Quando andavo a trovarlo nella casa madre della Fraternità, sapevo di essere completamente nelle mani di Dio e accettavo perfino di andare a Messa come se fosse la cosa più naturale del mondo. In uno di questi incontri alla sede della Fraternità, durante una cena, mi si è aperto un mondo: don Massimo mi aveva fatto incontrare dei ragazzi che sarebbero stati ordinati preti il giorno successivo e sarebbero partiti in missione, ognuno in un luogo diverso e ognuno con la propria “squadra”. Ricordo che quella sera si mangiava, si beveva, si godeva delle cose più ordinarie della vita. Tutto era vissuto con grande gioia. Eppure la loro vita stava per cambiare totalmente. Lo straordinario sembrava normale… Non mi stupisce, anzi mi riempie di orgoglio, che le parole di una mia canzone – «in questo mondo di ladri, c’è ancora un gruppo di amici che non si arrendono mai…» – siano state avvertite come scritte apposta per loro.

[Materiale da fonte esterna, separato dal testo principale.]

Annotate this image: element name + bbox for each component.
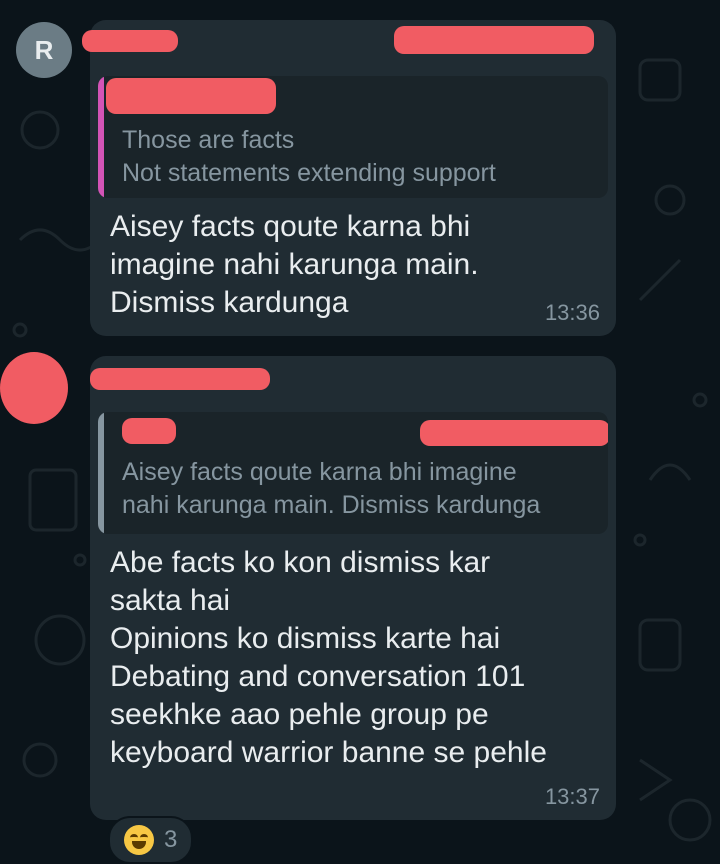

In una di queste cene ricordo di aver incontrato anche un interessantissimo mondo femminile: delle suore legate alla Fraternità che a me sono apparse come la necessaria retroguardia che permetteva ai sacerdoti di andare in trincea. Fu un altro gran bello spaccato di vita che mi fece capire molte cose. D’altra parte sono sempre stato un sostenitore della valorizzazione delle donne nella vita della Chiesa. Senza le suore non si andrebbe avanti: la Chiesa ha bisogno di loro.
Un altro bel ricordo legato a don Massimo è l’amore che mi trasmise per l’Atalanta. Lui aveva un rapporto speciale con Bergamo e non era ancora diventato cappellano del Milan. Abbiamo visto tutta la Coppa Uefa dell’Atalanta a casa mia. Ha avuto la capacità di farmi amare una città e una squadra diverse dalla Roma! Forse è anche per questo che, quando penso a tutte le vittime che la pandemia ha mietuto a Bergamo, mi si apre il cuore.
Don Massimo ha conosciuto un mare di gente, persone appartenenti ai mondi più disparati. Gli facevo spesso domande assurde: sulla genetica, sulla cremazione, sul trapianto degli organi in relazione alla resurrezione della carne. Domande apparentemente stupide, ma che lui prendeva sempre con molta serietà e che aprivano interessanti dibattiti. Lo “usavo” per chiarire tanti dubbi che avevo nel cuore, come un “sacerdote di campagna” e lui aveva una personalità così grande che sapeva accogliere anche domande piccole come le mie e soprattutto sapeva come rispondere in modo semplice e ad ogni tipo di persona.
Sono convinto che persone dalla statura così grande abbiano bisogno di stare in mezzo alla gente, di tornare ad un sacerdozio “sul campo”. È questa la loro vocazione. Toglierli alla gente – come quando un prefetto diventa deputato – è ingiusto e anche sbagliato.
Per me don Massimo è tutto questo: è Bergamo, è la Fraternità, è il simbolo dell’amicizia, del superamento delle barriere e delle culture, della capacità di parlare a tutti.
Il mio augurio, al termine di queste brevi righe, è di poterlo presto rivedere. Spero che l’occasione di questo libro apra la strada a nuovi incontri e momenti importanti da vivere assieme.